Following on from last week’s release of its financial affairs, Toshiba has now also revealed that it is liquidating its British nuclear power unit, according to Reuters.
Furthermore, the OEM is also selling its US liquified natural gas (LNG) business to ENN Group, of China, as part of a new five-year business strategy that will see five percent of its workforce – 7,000 jobs – become redundant.
The announcement by the 143-year old company sent share prices surging, after a long period of uncertainly and distrust following its 2015 accounting scandal, which forced Toshiba to face up to huge overruns as Westinghouse – the company’s now-defunct US nuclear operation.
The consequences of this scandal forced the sale of Toshiba’s memory chip unit, to a Bain Capital-led consortium, and leaving the corporation “with few growth businesses.”
Reacting to the news, Hiroyuki Fukunaga, CEO at financial advice firm Investrust, said: “There had been reports about a possibility of selling non-performing business and job cuts so such moves had been expected at some point. But investors are taking heart; the share buyback announcement worth up to 40 percent of outstanding shares is definitely positive, too.”
Reuters argues that the OEM had been long-attempting to offload troubled assets “that could have exposed the Japanese company to future losses.” However, the cutbacks are described as “a blow to Britain’s plans to build a nuclear plant that was meant to provide 7 percent of the country’s electricity,” with the future of the Moorside, Cumbria site now up in the air.

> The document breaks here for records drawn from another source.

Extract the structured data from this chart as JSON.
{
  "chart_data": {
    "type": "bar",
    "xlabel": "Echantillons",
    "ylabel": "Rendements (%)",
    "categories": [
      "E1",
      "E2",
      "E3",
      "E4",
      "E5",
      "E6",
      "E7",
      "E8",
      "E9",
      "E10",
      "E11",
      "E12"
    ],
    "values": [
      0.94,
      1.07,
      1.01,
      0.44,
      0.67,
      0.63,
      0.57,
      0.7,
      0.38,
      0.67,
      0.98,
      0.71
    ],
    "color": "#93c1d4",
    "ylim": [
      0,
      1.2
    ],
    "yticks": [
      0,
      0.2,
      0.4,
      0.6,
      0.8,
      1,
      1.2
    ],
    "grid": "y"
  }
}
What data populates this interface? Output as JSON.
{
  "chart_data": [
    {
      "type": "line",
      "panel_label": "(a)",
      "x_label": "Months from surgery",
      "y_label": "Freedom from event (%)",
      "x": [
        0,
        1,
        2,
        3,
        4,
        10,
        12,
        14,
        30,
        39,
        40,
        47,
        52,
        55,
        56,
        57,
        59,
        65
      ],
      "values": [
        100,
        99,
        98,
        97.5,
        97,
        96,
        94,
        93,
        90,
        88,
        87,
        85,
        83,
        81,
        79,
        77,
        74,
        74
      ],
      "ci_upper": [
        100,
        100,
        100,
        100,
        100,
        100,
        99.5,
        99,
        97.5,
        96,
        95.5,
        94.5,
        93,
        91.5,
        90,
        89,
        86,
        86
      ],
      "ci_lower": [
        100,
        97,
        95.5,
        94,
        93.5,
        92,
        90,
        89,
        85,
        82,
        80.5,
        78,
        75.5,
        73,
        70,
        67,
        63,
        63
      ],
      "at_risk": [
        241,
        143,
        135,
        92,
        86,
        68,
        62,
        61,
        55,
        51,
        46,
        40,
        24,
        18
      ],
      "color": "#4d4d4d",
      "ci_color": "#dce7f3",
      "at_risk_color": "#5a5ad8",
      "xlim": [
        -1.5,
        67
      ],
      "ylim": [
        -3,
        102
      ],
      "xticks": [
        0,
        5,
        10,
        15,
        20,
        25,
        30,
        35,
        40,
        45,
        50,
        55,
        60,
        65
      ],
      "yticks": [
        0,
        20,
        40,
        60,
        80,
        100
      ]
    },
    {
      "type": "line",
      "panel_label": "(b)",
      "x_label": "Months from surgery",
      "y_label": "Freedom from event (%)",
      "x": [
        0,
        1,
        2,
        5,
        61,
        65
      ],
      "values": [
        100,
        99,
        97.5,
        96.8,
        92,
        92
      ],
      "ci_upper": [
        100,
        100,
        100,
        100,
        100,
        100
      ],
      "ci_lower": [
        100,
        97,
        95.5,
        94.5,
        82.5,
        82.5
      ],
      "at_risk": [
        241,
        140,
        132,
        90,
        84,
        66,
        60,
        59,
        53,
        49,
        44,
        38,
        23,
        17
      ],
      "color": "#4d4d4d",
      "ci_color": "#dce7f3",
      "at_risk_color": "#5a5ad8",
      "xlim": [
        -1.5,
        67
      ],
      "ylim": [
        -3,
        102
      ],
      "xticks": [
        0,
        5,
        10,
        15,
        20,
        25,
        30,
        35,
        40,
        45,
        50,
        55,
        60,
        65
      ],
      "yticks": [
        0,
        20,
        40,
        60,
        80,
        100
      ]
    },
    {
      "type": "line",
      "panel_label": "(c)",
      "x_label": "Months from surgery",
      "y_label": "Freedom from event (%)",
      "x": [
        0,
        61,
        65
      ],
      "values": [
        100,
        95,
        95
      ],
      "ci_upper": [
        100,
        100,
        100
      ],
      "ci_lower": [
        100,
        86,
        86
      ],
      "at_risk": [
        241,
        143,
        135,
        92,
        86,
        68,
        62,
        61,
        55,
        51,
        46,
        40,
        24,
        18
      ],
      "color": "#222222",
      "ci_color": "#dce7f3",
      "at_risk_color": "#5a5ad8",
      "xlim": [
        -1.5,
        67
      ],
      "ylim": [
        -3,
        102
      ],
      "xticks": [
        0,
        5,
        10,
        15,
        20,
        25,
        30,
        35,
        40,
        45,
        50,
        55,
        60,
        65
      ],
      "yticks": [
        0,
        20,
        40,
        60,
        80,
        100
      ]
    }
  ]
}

Similarly, South Korea’s state-run Korea Electric Power Corp, which was in talks to buy a stake in the disbanded nuclear unit, said it would be monitoring the liquidation process alongside the country’s Energy Ministry.
On the LNG front, meanwhile, Toshiba has reportedly “spent years trying to either sell the gas to power customers or offload the business,” after Asian LNG prices plunged 42 percent in the past five years.
As part of the offload, Toshiba will pay ENN Group $821 million (€728.8 million) “to assume its commitment to purchase 2.2 million tonnes per year of the fuel from Freeport LNG in Texas”, the company that Toshiba bought the unit from.
According to the OEM, these changes will “help it bolster its profitability in the longer run.”